A lei processual brasileira considera litigante de má-fé aquele que apresenta pedido ou defesa contra texto expresso de lei ou fato incontroverso, altera a verdade dos fatos, usa do processo para conseguir objetivo ilegal, opõe resistência injustificada ao andamento do processo, procede de modo temerário em qualquer incidente ou ato do processo, provoca incidentes manifestamente infundados, e/ou interpõe recurso com intuito manifestamente protelatório. Nenhum desses atos praticou a paciente no processo. Por outro lado, o Estado de São Paulo, que para protelar o fornecimento dos medicamentos procedeu de modo temerário no cumprimento da liminar e provocou incidente manifestamente infundado, tentando entregar apenas a bomba infusora quando restava claro que a ordem se referia ao equipamento e demais materiais para a sua utilização, nenhuma punição recebeu do Juiz.


- enunciado 212 do livro "A sociedade do espetáculo", de Guy Debord (página 160).

"A ideologia é a base do pensamento duma sociedade de classes, no curso conflitual da história.

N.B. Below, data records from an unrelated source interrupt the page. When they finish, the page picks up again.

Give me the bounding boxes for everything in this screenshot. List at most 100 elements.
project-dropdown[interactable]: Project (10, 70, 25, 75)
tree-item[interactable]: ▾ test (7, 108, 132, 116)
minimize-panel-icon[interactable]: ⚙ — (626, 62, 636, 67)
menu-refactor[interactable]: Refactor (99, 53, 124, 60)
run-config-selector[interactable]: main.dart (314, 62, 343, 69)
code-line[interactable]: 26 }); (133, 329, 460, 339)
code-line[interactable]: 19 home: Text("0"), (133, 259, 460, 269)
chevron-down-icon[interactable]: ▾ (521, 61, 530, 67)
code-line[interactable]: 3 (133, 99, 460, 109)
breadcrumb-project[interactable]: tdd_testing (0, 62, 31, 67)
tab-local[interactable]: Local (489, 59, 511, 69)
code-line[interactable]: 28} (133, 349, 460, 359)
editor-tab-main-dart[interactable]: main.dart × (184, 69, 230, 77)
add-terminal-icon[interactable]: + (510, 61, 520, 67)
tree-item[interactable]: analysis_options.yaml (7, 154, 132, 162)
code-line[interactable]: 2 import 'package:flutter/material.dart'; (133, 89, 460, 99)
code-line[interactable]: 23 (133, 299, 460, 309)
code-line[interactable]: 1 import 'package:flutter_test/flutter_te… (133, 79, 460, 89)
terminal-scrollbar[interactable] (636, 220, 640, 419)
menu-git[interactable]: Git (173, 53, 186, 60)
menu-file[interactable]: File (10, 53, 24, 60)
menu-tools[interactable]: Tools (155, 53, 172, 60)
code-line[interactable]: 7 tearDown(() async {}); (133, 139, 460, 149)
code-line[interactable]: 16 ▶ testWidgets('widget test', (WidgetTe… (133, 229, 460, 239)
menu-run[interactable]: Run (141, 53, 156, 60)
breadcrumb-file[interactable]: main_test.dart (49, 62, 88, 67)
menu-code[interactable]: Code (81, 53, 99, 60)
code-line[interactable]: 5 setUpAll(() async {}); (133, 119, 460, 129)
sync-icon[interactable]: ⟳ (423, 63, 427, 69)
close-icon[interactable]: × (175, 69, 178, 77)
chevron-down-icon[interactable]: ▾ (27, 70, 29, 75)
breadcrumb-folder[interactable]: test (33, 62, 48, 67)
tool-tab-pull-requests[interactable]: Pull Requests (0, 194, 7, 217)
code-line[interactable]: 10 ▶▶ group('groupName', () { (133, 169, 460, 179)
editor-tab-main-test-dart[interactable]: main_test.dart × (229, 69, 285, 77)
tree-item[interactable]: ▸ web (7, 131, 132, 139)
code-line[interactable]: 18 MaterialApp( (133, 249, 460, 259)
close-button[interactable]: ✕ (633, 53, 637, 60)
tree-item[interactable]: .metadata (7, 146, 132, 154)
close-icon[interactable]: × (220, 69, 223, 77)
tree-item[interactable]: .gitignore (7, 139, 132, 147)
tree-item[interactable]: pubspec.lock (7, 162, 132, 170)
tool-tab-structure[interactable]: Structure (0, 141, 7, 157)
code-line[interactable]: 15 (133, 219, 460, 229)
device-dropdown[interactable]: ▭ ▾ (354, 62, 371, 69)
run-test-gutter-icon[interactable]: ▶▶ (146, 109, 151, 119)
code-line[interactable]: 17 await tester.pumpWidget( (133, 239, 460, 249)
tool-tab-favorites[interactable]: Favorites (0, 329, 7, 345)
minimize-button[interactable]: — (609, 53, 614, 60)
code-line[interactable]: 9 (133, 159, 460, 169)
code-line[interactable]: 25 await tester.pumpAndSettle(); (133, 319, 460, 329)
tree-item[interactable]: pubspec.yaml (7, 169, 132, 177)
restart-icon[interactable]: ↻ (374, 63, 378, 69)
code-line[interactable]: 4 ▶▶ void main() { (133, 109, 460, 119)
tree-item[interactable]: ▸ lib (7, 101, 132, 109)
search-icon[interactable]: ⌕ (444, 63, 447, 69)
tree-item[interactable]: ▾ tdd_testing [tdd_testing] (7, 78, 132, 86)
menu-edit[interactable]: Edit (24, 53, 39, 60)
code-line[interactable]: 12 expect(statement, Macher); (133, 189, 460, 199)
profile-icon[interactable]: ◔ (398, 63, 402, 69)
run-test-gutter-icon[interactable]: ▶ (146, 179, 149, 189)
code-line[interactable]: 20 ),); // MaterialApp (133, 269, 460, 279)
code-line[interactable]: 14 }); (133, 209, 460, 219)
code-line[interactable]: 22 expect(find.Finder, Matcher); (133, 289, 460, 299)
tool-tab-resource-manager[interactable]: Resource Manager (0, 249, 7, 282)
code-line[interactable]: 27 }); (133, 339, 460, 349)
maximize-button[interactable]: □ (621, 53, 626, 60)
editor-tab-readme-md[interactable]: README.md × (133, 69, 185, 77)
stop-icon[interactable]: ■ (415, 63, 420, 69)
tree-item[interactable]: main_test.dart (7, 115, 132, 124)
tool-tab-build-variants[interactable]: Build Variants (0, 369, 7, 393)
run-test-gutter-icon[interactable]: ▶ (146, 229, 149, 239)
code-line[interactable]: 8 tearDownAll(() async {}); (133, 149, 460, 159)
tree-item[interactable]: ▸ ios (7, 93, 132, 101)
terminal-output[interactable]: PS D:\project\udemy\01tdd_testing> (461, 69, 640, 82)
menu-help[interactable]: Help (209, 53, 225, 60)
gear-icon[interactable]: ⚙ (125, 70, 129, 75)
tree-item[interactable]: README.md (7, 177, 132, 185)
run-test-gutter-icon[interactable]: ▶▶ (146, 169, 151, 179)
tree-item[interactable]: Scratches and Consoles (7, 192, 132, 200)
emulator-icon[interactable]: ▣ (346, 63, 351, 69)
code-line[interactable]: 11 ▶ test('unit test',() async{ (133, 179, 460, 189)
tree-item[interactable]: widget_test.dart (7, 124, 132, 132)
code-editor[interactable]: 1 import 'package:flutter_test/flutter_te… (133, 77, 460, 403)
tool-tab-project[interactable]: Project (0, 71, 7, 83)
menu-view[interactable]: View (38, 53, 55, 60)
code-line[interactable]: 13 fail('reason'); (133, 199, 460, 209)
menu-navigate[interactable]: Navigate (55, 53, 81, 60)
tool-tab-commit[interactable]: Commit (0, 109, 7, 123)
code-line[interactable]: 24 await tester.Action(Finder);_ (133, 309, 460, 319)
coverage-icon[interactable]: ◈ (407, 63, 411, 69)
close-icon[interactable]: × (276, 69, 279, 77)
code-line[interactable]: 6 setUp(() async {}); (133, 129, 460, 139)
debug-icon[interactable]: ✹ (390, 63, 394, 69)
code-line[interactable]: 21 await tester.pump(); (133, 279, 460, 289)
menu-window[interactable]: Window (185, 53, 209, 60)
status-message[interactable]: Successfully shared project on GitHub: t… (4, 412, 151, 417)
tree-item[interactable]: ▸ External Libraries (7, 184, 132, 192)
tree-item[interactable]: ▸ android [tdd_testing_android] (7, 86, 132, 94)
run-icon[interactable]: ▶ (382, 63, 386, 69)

Os fatos ideológicos não foram nunca simples quimeras, mas a consciência deformada das realidades, e, enquanto tais, fatores reais exercendo, por sua vez, uma real ação deformada; na medida em que a materialização da ideologia na forma do espetáculo, que arrasta consigo o êxito concreto da produção econômica autonomizada, se confunde com a realidade social, essa ideologia que pode talhar todo o real segundo o seu modelo".